![]() |
Sinema perdelerinde göz alıcı ışıklarla parlayan yüzler vardır. O yüzler konuşur, ağlar, güler… izleyiciye hikâyeyi aktarır. Ama o hikâyenin ruhunu taşıyan, çoğu zaman adları bile anılmayan bir başka yüzler grubu daha vardır: figüranlar, yani sinemanın görünmeyen emekçileri.
Onlar; bazen kalabalık bir sokakta yürür, bazen metroda bir köşeye oturmuş siluet gibi belirir, bazen de otobüste gazete okurken belirirler. Replikleri yoktur. Jenerikte isimleri geçmez. Ama her sahnede, her filmde, her hikâyede iz bırakırlar.
Ve ne yazık ki; o izlerin ardındaki insanlar, kamera arkasında çoğu zaman birer hayalet gibi görülmeden, duyulmadan, değer verilmeden çalıştırılırlar.
---
“Figüran Değil, FGR”
Sektörde bu kişilere hitap bile çoğu zaman insan onurunu zedeleyici bir dildedir.
"Üç fgr gönderin. Otuz yaşlarında, esmer olsun."
İsim yok, unvan yok. Sadece üç harf: FGR.

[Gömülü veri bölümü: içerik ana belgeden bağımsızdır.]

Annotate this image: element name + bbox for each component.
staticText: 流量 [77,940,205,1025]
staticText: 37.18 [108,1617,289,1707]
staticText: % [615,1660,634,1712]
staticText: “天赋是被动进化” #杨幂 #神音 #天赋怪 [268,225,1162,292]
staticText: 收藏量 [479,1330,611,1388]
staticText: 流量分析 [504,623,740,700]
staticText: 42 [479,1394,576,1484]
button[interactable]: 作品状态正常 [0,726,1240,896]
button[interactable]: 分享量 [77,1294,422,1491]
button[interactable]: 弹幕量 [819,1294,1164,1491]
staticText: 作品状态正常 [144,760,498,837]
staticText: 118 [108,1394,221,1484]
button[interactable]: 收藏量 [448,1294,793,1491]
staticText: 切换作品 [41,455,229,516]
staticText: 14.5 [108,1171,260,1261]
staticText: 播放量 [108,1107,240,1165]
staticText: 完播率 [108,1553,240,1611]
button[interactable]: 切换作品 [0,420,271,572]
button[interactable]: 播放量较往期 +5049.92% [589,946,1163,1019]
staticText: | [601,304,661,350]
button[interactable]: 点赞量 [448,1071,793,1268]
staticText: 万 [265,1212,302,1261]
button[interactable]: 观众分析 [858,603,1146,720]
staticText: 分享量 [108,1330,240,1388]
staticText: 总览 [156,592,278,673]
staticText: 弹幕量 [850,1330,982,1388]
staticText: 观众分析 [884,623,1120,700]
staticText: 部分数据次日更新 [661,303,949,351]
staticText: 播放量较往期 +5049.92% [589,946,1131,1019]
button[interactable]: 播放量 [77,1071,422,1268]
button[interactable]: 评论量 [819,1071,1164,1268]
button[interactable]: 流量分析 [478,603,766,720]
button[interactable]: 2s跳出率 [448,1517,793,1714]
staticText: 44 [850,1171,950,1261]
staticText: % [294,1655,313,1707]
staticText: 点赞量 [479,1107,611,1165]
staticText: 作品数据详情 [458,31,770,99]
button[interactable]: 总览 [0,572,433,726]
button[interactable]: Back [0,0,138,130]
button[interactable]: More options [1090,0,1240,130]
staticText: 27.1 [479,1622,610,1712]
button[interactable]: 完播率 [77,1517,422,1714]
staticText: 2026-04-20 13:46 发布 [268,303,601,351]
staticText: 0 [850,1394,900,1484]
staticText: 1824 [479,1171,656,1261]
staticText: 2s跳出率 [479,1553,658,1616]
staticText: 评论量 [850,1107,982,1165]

Bir insanın emeğini bu kadar küçülten bir yaklaşım olabilir mi?
Setlerde bazen karavanlara girmeleri bile yasaktır. Dinlenmeleri gereken saatlerde yere otururlar, ya da izin verilirse bir minibüste bekletilirler. Islak mendille sarılmış bir simit, yanına bir dilim kaşar… O günkü yemekleri bu olabilir. Şikâyet ettiklerinde ise verilen cevap tanıdıktır:
“İster kal, ister git. Yerine gelecek onlarca kişi var.”
---
“Sabırla Beklemek, Ezilerek Var Olmaya Çalışmak”
Yeşilçam döneminde, figürasyon kahveleri vardı. Orada sabah erkenden sıraya dizilen insanlar, ceplerinde çay parası bile olmadan, belki bir iş çıkar ümidiyle gözlerini kapıya dikerlerdi.
Bugünse bu insanlar artık figürasyon ajanslarının ellerinde… Sadece yevmiyeye çalışan, “başkaldırmazlarsa” yeniden çağrılma ihtimalleri olan birer parça gibi görülüyorlar.
Bir sinema emekçisi şöyle anlatıyor:
> “Yıllarca çalıştım. Ama kendimizi hep setin en alt katında hissettik. Bize isim bile söylenmezdi. 'Beş figüran istiyoruz' derlerdi. Hakkımız yoktu. Ekmeğimiz kuru olurdu. Sigortamız yapılmazdı. Ve biz yine de susardık. Çünkü bir sonraki sete çağrılmak için ses çıkarmamalıydık.”
Bu insanlar sadece birkaç saniyelik görüntü karşılığı saatlerce ayakta bekler, sabaha kadar çekimlerde kalır, ama sonunda ne zaman ve nasıl ödeme alacaklarını bile bilmezler.
---
“Jenerikte Adı Olmayanlar İçin…”
Bir yapımcı yaşadığı bir olayı şöyle anlatıyor:
> “Bir yerel işletmeden figüran hizmeti aldık. Her hafta ödemelerini düzenli olarak ajansa yaptık. Ama sonra basına bir haber düştü: 'Dizide çalıştırılan figüranlara ödeme yapılmadı.' Araştırdık, meğer ajans paraları iç etmiş. Şirket olarak biz suçlanmıştık. Hemen müdahale ettik ve mağdur figüranların haklarını teslim ettik.”
Bu örnek, sektördeki zincirin ne kadar kırılgan olduğunu gösteriyor. Siz ne kadar düzgün davranırsanız davranın, sistemin diğer halkaları çürükse, tüm yapı çöküyor.
---
Bir Saygı Meselesi
Bu yazı bir isyan değil; bir vicdan çağrısıdır.
Çünkü sinema sadece başrol oyuncularından ibaret değildir.
Sahnenin kalabalığı da hikâyenin ruhunu oluşturur.
Görüntüde sessiz olanlar, hikâyenin duygusunu taşırlar.
Figüranlar sadece fon değil; birer insandır, emekçidir.
Onlara hor bakan gözleri, küçümseyici tonları, üç harflik etiketleri değil;
insanca davranışları, saygıyı, hakkaniyeti yakıştırmalıyız.
Bir gün jenerikte adı geçmeyen herkes için de alkışlar yükselirse, işte o zaman sanat gerçekten bütün olur.
Ve o güne dek bu yazı, figüranlar adına yazılmış sessiz bir çığlık olarak kalsın.